Türkiye'de 39 deniz canlısı tehdit altında
Türkiye'nin biyolojik mirası içinde tehdit altında bulunan ve korunması önerilen 39 deniz canlısının bulunduğu belirtildi.
Türk Deniz Araştırmaları Vakfı'nın (TÜDAV) internet sitesinde “Denizler geleceğimizdir” başlığı ile verilen bilgilere göre, gittikçe modernleşen balıkçılık teknolojisi, sayıları gün geçtikçe artan balıkçılık filolarının faaliyetleri sonucunda av miktarlarında sürekli azalma görülüyor. Evsel ve endüstriyel atıkların oluşturduğu kirlilik, ekolojik dengenin bozulması, su ürünleri stoklarının olumsuz etkilenmesine neden oluyor. Bu olumsuz faktörler, çeşitli balık stoklarının azalmasına yol açıyor.
Türkiye'de denizlerdeki balık stokları miktarının tam olarak bilinmediği, deniz araştırmalarına yeterince önem verilmemesi nedeniyle ulusal balıkçılık politikasının geliştirilemediği, tekne sayısının sürekli artması ve kota konmamasından dolayı yaşanan aşırı avcılığın balık stoklarında ciddi azalmalara neden olduğu ifade ediliyor.
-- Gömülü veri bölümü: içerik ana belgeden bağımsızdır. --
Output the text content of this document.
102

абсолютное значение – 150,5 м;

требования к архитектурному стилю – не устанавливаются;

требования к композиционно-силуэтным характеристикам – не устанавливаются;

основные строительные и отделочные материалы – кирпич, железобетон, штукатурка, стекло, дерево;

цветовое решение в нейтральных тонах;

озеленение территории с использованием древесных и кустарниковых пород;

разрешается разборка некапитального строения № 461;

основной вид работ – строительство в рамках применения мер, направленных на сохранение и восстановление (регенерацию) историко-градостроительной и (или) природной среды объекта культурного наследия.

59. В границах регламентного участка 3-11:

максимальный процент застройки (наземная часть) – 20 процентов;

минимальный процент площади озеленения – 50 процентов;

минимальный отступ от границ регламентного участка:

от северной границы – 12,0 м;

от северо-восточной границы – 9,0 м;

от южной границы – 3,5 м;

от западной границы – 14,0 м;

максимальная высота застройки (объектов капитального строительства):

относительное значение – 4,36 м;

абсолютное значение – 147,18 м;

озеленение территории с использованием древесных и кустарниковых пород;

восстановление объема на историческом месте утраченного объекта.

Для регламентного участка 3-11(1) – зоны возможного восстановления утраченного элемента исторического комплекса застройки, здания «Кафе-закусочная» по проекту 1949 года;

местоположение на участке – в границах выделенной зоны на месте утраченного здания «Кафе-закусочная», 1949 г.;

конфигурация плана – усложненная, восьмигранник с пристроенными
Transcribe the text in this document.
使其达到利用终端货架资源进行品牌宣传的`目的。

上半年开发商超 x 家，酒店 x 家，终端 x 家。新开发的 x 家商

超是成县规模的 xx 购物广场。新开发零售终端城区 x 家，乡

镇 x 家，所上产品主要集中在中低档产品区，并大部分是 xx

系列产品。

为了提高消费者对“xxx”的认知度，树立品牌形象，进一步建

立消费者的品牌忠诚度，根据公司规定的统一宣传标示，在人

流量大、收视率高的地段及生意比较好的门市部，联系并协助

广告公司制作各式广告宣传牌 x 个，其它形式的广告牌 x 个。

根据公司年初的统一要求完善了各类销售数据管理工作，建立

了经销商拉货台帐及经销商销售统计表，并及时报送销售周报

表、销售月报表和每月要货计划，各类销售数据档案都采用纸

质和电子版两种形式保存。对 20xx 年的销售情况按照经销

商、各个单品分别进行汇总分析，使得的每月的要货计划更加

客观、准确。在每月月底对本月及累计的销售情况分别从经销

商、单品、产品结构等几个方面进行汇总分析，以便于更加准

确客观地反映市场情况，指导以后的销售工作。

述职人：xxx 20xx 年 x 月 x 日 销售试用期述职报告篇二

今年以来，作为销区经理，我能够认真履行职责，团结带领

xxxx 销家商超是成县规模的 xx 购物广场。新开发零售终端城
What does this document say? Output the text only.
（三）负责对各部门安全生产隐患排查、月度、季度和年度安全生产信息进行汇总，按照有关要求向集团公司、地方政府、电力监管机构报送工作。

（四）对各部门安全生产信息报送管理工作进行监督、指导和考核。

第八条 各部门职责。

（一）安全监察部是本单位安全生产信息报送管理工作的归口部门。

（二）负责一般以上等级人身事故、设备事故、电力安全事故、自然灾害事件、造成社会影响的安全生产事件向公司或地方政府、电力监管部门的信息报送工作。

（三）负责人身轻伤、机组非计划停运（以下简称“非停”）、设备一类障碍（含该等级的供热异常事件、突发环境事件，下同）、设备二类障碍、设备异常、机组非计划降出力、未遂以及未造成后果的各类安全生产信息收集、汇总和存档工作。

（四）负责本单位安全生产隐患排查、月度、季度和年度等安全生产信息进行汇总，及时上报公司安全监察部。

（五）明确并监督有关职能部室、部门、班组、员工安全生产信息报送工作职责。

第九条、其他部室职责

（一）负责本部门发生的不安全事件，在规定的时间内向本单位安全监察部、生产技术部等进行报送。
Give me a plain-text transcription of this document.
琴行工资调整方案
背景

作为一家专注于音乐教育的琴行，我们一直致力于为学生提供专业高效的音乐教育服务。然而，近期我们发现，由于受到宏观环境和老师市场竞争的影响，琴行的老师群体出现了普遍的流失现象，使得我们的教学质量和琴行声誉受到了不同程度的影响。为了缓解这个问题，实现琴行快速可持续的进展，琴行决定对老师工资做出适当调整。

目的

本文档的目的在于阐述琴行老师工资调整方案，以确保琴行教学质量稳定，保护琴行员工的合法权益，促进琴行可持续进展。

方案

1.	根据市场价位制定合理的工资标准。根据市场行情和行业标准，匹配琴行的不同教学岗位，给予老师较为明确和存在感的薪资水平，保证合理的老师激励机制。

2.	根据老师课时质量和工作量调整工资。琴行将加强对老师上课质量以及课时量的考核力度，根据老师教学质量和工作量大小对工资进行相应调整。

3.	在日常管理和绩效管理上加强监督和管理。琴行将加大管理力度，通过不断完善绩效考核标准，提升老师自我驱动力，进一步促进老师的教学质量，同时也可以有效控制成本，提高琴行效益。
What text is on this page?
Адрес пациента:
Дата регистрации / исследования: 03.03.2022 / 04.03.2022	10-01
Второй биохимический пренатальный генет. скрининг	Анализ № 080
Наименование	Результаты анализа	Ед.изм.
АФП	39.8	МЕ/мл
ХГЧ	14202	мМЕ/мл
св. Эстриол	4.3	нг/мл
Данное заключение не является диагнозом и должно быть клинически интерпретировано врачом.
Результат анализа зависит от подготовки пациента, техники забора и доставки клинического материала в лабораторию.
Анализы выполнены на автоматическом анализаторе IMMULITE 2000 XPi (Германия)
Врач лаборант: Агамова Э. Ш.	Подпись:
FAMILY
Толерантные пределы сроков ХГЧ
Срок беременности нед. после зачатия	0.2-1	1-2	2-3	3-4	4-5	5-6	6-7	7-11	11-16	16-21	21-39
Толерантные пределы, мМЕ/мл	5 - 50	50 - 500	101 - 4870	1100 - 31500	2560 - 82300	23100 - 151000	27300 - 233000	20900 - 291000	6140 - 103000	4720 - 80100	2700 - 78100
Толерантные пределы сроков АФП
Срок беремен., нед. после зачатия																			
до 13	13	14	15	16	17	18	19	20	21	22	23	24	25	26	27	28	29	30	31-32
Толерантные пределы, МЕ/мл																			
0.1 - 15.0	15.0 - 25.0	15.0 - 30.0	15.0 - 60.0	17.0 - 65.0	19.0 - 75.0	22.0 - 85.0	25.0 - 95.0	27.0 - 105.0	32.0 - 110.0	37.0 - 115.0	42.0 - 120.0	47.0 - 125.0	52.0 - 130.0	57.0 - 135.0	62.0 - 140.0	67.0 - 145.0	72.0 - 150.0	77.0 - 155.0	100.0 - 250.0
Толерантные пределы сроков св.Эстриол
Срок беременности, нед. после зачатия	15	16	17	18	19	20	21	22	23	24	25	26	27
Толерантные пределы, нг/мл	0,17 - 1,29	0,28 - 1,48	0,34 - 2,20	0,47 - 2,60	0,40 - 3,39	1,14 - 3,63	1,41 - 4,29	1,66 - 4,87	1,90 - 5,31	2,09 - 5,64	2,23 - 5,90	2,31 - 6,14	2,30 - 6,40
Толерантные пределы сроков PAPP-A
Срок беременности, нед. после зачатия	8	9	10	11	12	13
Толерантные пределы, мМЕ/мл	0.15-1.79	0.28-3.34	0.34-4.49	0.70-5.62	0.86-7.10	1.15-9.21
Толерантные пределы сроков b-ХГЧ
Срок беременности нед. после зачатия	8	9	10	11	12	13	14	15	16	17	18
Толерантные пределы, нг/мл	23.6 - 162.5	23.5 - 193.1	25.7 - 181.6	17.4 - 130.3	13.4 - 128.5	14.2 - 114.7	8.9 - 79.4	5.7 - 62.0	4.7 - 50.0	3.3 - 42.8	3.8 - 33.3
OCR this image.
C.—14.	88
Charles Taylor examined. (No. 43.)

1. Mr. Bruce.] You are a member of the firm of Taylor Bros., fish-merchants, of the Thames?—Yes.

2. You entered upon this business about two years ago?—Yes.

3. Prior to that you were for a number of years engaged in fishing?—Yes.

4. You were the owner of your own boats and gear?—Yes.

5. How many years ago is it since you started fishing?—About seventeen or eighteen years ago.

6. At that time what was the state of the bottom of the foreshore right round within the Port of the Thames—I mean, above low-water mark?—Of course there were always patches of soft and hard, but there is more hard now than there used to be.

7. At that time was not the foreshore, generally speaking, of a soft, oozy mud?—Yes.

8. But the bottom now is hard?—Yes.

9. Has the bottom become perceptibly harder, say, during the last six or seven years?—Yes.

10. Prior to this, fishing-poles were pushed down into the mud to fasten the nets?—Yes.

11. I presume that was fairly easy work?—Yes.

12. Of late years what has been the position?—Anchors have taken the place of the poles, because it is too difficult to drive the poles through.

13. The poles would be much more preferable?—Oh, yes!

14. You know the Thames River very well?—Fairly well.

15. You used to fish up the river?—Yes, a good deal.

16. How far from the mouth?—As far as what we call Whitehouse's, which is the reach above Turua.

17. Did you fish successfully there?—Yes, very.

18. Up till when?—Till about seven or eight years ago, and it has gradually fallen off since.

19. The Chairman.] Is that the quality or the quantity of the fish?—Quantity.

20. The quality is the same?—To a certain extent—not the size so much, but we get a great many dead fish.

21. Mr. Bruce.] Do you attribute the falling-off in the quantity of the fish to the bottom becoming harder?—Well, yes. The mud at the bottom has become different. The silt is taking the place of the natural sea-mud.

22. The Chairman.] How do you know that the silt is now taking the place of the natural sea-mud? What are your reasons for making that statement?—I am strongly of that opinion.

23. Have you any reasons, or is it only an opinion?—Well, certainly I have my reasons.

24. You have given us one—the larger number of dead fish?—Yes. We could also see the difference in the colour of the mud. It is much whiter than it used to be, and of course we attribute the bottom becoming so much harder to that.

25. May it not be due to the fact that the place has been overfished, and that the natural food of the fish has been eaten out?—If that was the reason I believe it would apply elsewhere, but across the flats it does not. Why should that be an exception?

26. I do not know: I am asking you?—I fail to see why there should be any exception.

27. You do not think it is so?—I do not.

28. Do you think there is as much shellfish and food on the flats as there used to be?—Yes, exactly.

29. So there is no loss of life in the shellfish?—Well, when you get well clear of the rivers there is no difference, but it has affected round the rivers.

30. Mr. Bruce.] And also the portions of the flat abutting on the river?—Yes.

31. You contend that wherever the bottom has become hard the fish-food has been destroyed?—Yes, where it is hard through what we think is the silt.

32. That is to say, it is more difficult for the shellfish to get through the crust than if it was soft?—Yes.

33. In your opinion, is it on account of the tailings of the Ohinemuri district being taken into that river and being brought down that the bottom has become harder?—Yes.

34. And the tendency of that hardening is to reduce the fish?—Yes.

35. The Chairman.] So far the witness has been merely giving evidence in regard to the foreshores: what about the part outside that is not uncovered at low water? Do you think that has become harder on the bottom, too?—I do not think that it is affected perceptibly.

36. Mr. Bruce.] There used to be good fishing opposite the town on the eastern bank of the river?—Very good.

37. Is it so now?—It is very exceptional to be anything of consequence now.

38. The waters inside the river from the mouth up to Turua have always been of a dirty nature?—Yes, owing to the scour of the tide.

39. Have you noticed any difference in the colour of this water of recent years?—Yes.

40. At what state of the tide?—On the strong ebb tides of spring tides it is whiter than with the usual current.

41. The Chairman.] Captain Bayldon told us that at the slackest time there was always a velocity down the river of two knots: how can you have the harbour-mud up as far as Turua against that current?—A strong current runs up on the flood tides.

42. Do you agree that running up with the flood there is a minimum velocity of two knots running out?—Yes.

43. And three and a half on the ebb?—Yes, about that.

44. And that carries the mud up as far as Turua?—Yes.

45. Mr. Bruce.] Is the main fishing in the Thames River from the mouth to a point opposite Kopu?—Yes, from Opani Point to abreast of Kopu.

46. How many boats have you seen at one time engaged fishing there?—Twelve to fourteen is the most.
Sitede, şu bilgilere yer veriliyor:
“Türkiye'de biyolojik mirası içinde tehdit altında bulunan ve korunması önerilen 39 deniz canlısı bulunuyor. Mersin balıkları, deniz alası, büyük camgöz köpek balığı, pervane balığı, yağlı balık, deniz atı, deniz çayırları, mercanlar, kırmızı yıldız, deniz süngerleri, deniz kaplumbağaları, yunuslar ve Akdeniz foku, deniz kulağı, kancalı ahtapot, gümüş sazanı, fil kulağı, güneşlenen köpek balığı, maya, misk ahtapotu, mühreler ve pina korunması gereken türlerden bazılarıdır.
Avcılığı yapılan ekonomik türlerden tekir, barbunya, dil, pisi, kalkan, kırlangıç, minekop, uskumru, lüfer, palamut, istavrit, hamsi, orkinos ve karides gibi canlıların stoklarında büyük düşüşler görülmektedir.”
YASAKLARA UYULMUYOR
Tarım ve Köyişleri Bakanlığı, Koruma ve Kontrol Genel Müdürlüğü'nün iki yılda bir yayınladığı “su ürünleri avcılığını düzenleyen sirkülerde” su ürünlerinin minimum avlanabilir boy, avcılık dönem ve yasak yerlerin belirtilmesine karşın, balıkçıların çoğunun bu yasaklara uymadığı öne sürülüyor.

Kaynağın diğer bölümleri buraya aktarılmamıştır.